First of all, I should say that I think that this question does not belong on Meta.

StackOverflow URLs are inspirational to me, the way they are designed is very clever and they work really well but I can't seem to understand the logic being the IDs, here are some examples:


If you change the ID to ID++ (2121721) one could think it would fetch the next question. Wrong, instead you're redirect to another question whose ID seems to be totally unrelated (2121212):


Why does this happen? Is there some checksum algorithm on the IDs? Here is a sample trace:

2121720 -> exists
2121721 -> 2121212
2121213 -> exists
2121214 -> 2121155
2121156 -> exists
2121157 -> 2120884
2120885 -> exists
2120886 -> 2115014
2115015 -> 2114896 (what happened here?)
2114897 -> 2114799
2114800 -> 2114670 (what happened here?)
2114671 -> exists
2114672 -> 2110215
2110216 -> exists
2110217 -> 2106982
2106983 -> 2106955 (what happened here?)

The IDs seem to decrease. Can someone bring some light on this strange redirect behavior?


2 Answers 2


It looks to me like the IDs that redirect are actually IDs of answers - so when you put in 2121721, that ID actually belongs to an answer to the question with the ID 2121212. Notice how it redirects to one of the answers, not just to the question. The reason they decrease is that the answer was created after the question.

What this tells me is that the IDs are at least somewhat global. It may or may not mean everything is stored in the same table - though I wouldn't think so.

  • Oh! ID's of answers, that's smart! =)
    – Alix Axel
    Commented Jan 23, 2010 at 2:30
  • 1
    Interestingly, the id of this question + 1 redirects to an answer that you have given to a completely different question! Freaky.. Commented Jan 23, 2010 at 2:33
  • @Pongus Mung: Nice catch, freaky indeed.
    – Alix Axel
    Commented Jan 23, 2010 at 2:45
  • Yeah, notice what happens when you click on "link" below the answer - it links to a separate id from the question!
    – BlueRaja
    Commented Jan 23, 2010 at 3:33
  • I dunno, it might make sense to normalise out at least the text of questions and answers into the same table.
    – Justin
    Commented Jan 23, 2010 at 12:00

Stack Overflow uses one table to hold both questions and answers. The ID is the primary key in the table called Posts. The ID is incremented each time a question or answer is posted.

So, yes, the ID and ID+1 for two posts would likely point to two entirely different questions.

You can read about the database schema in Understanding the Stack Overflow Database Schema Database schema documentation for the public data dump and SEDE.1

Posts Table

In StackOverflow, questions and answers are both considered posts. If a record has a null ParentId field, then it's a question. Otherwise, it's an answer, and to find the matching question, join the ParentId field up to Posts.Id.

  • Id - primary key, identity field from the original StackOverflow database.
  • Title - the title of the question. Answer titles will be null.
  • OwnerUserId - joins back to Users.Id. If OwnerUserId = -1, that's the community user, meaning it's a wiki question or answer.
  • AcceptedAnswerId - for questions, this points to the Post.Id of the officially accepted answer. This isn't necessarily the highest-voted answer, but the one the questioner accepted.

1Technically the schema is for the Stack Overflow Creative Commons Data Dump which is not a 100% mirror of the live database, but gives you a reasonable subset of the data.

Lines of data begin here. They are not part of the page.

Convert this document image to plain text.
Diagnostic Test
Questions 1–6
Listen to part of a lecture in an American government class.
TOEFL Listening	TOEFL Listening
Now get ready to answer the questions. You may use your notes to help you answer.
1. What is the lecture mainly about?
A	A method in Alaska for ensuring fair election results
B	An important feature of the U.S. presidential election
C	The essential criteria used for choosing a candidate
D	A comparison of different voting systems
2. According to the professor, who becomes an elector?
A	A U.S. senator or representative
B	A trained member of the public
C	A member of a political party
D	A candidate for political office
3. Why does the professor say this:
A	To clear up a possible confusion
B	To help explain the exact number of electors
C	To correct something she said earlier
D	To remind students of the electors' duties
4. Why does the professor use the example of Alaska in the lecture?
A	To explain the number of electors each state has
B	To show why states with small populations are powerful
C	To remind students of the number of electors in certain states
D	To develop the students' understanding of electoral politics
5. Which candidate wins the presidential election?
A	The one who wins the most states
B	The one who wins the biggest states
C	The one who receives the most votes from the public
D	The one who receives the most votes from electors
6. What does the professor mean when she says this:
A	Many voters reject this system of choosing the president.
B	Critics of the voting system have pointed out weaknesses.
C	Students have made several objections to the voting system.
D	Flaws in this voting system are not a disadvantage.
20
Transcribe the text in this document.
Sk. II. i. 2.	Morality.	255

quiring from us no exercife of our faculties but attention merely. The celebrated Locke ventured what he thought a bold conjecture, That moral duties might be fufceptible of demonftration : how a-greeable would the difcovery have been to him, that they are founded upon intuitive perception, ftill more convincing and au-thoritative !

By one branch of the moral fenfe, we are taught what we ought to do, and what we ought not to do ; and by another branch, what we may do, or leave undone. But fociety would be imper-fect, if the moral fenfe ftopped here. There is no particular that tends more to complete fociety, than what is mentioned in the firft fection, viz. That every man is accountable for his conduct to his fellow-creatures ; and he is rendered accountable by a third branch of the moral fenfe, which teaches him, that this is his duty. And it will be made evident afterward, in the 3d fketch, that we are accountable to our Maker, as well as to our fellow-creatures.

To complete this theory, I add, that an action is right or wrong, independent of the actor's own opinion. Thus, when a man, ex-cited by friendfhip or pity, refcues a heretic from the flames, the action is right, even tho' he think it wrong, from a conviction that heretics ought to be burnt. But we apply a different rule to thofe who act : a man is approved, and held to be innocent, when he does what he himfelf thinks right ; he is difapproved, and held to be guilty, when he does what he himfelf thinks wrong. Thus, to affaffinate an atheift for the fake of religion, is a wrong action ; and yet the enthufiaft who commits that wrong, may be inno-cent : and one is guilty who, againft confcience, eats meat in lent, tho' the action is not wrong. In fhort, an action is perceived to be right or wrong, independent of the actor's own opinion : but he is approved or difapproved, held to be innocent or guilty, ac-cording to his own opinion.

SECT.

  • I've added a link to the schema post here on MSE instead of the sqlserverpedia.com link. I'm not sure if that article held more info then avallable in the MSE post. If it does, do you happen to have the correct link to that sqlservepedia.com content?
    – rene
    Commented Mar 30, 2015 at 12:54
  • You can go back and read the original contents here: web.archive.org/web/20100316141540/http://sqlserverpedia.com/… Commented May 26, 2015 at 3:00
  • 4
    Stack Overflow uses one table to hold both questions and answers Considering that Stack Overflow's DB is certainly distributed (I would say many shards holding the data) and not a single DB server hit by all clients, how do they generate consecutive sequential IDs for questions and answers? Is the questions/answers table (posts table) uniquely stored on a single server and hit by all clients? But then, how does this machine withstand the heavy load when a huge amount of clients hits it at the same time? Thank you!